I'm trying to build an nsIProtocolHandler implementation in Delphi. (I've done an IInternetProtocol before with success, and want to have in FireFox what I've got in Internet Explorer.) Thanks to the d-gecko project, that somehow links the TInterfacedObject magic to the nsISupports magic, I'm able to make a DLL that provides an nsIModule when asked, which provides an nsIFactory when asked, which provides one of my nsIProtocolHandler's when asked, which provides one of my nsIChannel/nsIHttpChannel's when asked.
When debugging using firefox.exe as host process, I can see my library gets loaded, NewURI gets called three times, NewChannel gets called, and I pass an object that implements nsIChannel and nsIHttpChannel.
This is where I'm troubled.

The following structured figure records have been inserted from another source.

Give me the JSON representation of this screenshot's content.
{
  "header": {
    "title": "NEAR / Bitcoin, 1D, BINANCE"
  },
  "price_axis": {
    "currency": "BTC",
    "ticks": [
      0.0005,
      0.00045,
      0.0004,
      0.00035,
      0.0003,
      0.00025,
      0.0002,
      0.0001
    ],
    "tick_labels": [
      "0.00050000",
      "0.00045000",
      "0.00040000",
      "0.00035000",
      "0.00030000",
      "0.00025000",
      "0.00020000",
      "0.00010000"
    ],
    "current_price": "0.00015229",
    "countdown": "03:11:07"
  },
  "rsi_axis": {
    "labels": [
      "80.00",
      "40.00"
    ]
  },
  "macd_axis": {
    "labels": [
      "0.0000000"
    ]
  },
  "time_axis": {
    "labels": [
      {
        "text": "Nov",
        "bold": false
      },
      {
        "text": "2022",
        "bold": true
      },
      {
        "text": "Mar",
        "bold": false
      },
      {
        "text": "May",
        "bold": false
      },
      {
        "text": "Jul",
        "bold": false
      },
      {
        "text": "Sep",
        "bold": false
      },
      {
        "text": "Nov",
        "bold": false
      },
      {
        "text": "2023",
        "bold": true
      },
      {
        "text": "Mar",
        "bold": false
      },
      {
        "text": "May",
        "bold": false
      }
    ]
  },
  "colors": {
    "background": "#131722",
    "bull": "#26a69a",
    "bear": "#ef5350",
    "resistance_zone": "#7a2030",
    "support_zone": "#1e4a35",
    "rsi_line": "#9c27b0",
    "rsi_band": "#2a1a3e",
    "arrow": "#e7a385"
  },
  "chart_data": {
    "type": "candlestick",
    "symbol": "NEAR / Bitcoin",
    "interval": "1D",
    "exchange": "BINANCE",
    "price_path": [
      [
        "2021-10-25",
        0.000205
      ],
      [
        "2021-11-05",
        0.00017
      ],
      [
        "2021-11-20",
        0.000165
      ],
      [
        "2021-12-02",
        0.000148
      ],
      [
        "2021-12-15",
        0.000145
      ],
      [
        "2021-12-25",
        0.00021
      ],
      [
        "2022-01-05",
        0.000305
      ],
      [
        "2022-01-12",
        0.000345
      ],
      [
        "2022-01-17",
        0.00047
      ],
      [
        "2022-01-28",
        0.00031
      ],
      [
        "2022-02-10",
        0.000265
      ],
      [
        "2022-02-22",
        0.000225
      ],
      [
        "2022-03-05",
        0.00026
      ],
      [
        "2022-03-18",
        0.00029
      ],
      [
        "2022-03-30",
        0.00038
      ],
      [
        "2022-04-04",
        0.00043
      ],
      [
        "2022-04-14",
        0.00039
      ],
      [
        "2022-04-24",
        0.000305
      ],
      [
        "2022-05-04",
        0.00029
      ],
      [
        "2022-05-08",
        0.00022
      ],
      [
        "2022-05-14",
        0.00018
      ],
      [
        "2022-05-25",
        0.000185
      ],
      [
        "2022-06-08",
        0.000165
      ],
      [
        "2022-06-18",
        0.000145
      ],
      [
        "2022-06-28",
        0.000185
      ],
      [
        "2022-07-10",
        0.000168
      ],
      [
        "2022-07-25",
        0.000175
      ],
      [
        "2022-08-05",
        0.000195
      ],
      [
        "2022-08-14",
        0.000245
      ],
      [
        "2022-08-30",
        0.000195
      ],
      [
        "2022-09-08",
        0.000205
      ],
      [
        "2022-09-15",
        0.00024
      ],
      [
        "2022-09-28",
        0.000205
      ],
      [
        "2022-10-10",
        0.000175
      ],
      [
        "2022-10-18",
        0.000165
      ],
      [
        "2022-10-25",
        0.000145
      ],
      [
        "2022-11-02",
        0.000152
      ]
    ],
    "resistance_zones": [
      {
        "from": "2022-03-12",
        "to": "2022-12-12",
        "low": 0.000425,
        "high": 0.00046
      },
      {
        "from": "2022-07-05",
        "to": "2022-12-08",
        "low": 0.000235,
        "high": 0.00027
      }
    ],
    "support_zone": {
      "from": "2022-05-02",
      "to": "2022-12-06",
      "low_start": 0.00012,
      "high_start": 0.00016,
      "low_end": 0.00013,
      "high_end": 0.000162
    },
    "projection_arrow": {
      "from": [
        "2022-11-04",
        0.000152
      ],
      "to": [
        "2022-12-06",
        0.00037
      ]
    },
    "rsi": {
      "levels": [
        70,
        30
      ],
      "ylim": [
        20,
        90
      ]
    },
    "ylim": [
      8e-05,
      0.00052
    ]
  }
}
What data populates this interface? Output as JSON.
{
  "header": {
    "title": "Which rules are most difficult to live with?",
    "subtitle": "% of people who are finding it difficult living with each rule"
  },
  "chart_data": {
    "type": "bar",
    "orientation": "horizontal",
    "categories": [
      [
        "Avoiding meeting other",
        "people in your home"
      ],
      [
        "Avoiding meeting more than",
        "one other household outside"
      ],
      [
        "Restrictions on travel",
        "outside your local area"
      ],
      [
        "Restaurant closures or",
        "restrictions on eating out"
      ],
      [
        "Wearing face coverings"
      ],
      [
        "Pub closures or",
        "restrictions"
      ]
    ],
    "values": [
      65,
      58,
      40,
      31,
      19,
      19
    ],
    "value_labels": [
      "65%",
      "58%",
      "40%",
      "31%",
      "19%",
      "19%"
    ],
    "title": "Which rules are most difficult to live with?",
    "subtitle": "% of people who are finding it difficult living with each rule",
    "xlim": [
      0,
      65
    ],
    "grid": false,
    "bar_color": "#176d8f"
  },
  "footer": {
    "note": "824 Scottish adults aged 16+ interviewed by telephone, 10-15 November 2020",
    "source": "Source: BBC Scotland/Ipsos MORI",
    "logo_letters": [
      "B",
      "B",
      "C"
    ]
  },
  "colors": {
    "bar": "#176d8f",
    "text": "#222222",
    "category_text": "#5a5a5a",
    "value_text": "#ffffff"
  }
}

I'm not supposed to call OnStartRequest and OnDataAvailable on the nsIStreamListener I get, until I return control from AsyncOpen, but I don't seem to get control back in the thread that AsyncOpen was called in.
I've tried debugging with a self-made wrapper around a default http handler (gotten with CreateInstanceByContractID('@mozilla.org/network/protocol;1?name=http',
...). I also wrapped the listener passed. Oddly enough, I see OnStartRequest and OnDataAvailable get called after my channel wrapper dies, in the same thread. But who's calling? If it's the http-channel I was trying to wrap, how does it survive (in the same thread) and how does it get control to call the listener? I'm baffled. And stuck.
I've tried to contact the main developer of the d-gecko project, but got no response.
(Also, did someone ever notice my blurb at the bottom of the talk page on MDC on nsIProtocolHandler?)
(Oh one more thing, yes I know "life would be simpler" if I would just inherit from nsBaseChannel in C++. But the point is to add a FireFox protocol-handler to an existing Delphi project core.)
Update: I've done some more reading, It's mentioned here as well: "The stream listener's methods are called on the thread that calls asyncOpen [...]" but how that is possible without being called from the 'hosting application' first, isn't clear to me. Is that an XPCOM trick? I guess I'll have to read (a lot) more firefox source before I get it.